O dólar fechou em alta e o Ibovespa interrompeu a sequência de ganhos nesta quarta-feira (9), em um pregão dominado pela disparada do petróleo e pela escalada militar no Oriente Médio. Segundo o Poder360, a moeda americana terminou o dia cotada a R$ 5,112, avanço de 0,51%.
Ao longo da sessão, o dólar oscilou entre a mínima de R$ 5,081 e a máxima de R$ 5,115. O movimento interrompeu a trajetória de queda dos dias anteriores, quando a moeda havia recuado com a melhora da percepção do mercado sobre o cenário eleitoral brasileiro.
A Bolsa brasileira fechou aos 185.629,05 pontos, queda de 0,93%. O índice oscilou da máxima de 187.362,44 pontos à mínima de 184.810,27 pontos, com volume financeiro de R$ 17,53 bilhões.

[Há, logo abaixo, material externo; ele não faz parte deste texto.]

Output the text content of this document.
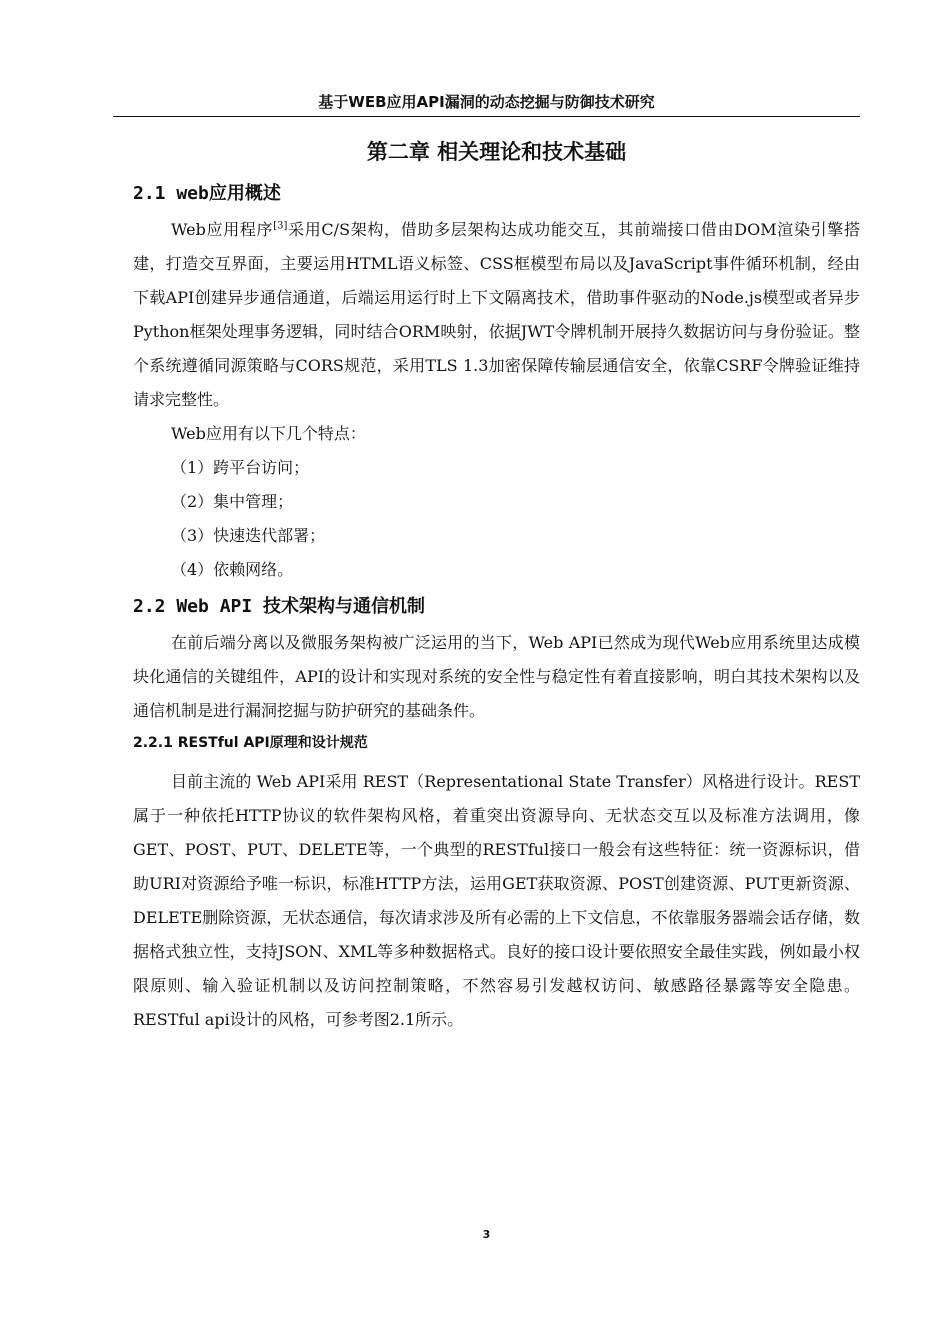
基于WEB应用API漏洞的动态挖掘与防御技术研究
第二章 相关理论和技术基础
2.1 web应用概述

Web应用程序[3]采用C/S架构，借助多层架构达成功能交互，其前端接口借由DOM渲染引擎搭建，打造交互界面，主要运用HTML语义标签、CSS框模型布局以及JavaScript事件循环机制，经由下载API创建异步通信通道，后端运用运行时上下文隔离技术，借助事件驱动的Node.js模型或者异步Python框架处理事务逻辑，同时结合ORM映射，依据JWT令牌机制开展持久数据访问与身份验证。整个系统遵循同源策略与CORS规范，采用TLS 1.3加密保障传输层通信安全，依靠CSRF令牌验证维持请求完整性。

Web应用有以下几个特点：

（1）跨平台访问；

（2）集中管理；

（3）快速迭代部署；

（4）依赖网络。

2.2 Web API 技术架构与通信机制

在前后端分离以及微服务架构被广泛运用的当下，Web API已然成为现代Web应用系统里达成模块化通信的关键组件，API的设计和实现对系统的安全性与稳定性有着直接影响，明白其技术架构以及通信机制是进行漏洞挖掘与防护研究的基础条件。

2.2.1 RESTful API原理和设计规范

目前主流的 Web API采用 REST（Representational State Transfer）风格进行设计。REST属于一种依托HTTP协议的软件架构风格，着重突出资源导向、无状态交互以及标准方法调用，像GET、POST、PUT、DELETE等，一个典型的RESTful接口一般会有这些特征：统一资源标识，借助URI对资源给予唯一标识，标准HTTP方法，运用GET获取资源、POST创建资源、PUT更新资源、DELETE删除资源，无状态通信，每次请求涉及所有必需的上下文信息，不依靠服务器端会话存储，数据格式独立性，支持JSON、XML等多种数据格式。良好的接口设计要依照安全最佳实践，例如最小权限原则、输入验证机制以及访问控制策略，不然容易引发越权访问、敏感路径暴露等安全隐患。RESTful api设计的风格，可参考图2.1所示。

3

Na terça-feira (8), o Ibovespa havia subido 1,20%, aos 187.366,84 pontos, conforme dados do InfoMoney.
Petróleo acima de US$ 100 mudou o humor
O gatilho do dia veio das commodities. O barril do petróleo Brent superou a marca de US$ 100 pela primeira vez desde 24 de julho: chegou a subir 2,38%, a US$ 100,29, enquanto o WTI avançava 1,97%, a US$ 94,86, de acordo com o InfoMoney.
A alta acompanhou uma nova rodada de ataques no Oriente Médio. Os Estados Unidos afirmaram ter destruído cinco petroleiros iranianos carregados de petróleo bruto, em resposta a tentativas de ataque com mísseis balísticos contra um navio de guerra da Marinha americana. Em retaliação, o Irã lançou mísseis contra uma base dos EUA na Jordânia e advertiu embarcações que navegam pelo Golfo Pérsico. Forças houthis do Iêmen, apoiadas por Teerã, também atacaram cidades da Arábia Saudita, envolvendo no conflito outro aliado importante de Washington.
Petróleo mais caro pressiona a inflação global e reduz o espaço para os bancos centrais afrouxarem a política monetária. Foi esse cálculo que empurrou investidores para ativos de proteção: os três principais índices de Nova York — Dow Jones, S&P 500 e Nasdaq — fecharam no vermelho, e os juros futuros brasileiros avançaram, segundo o Poder360.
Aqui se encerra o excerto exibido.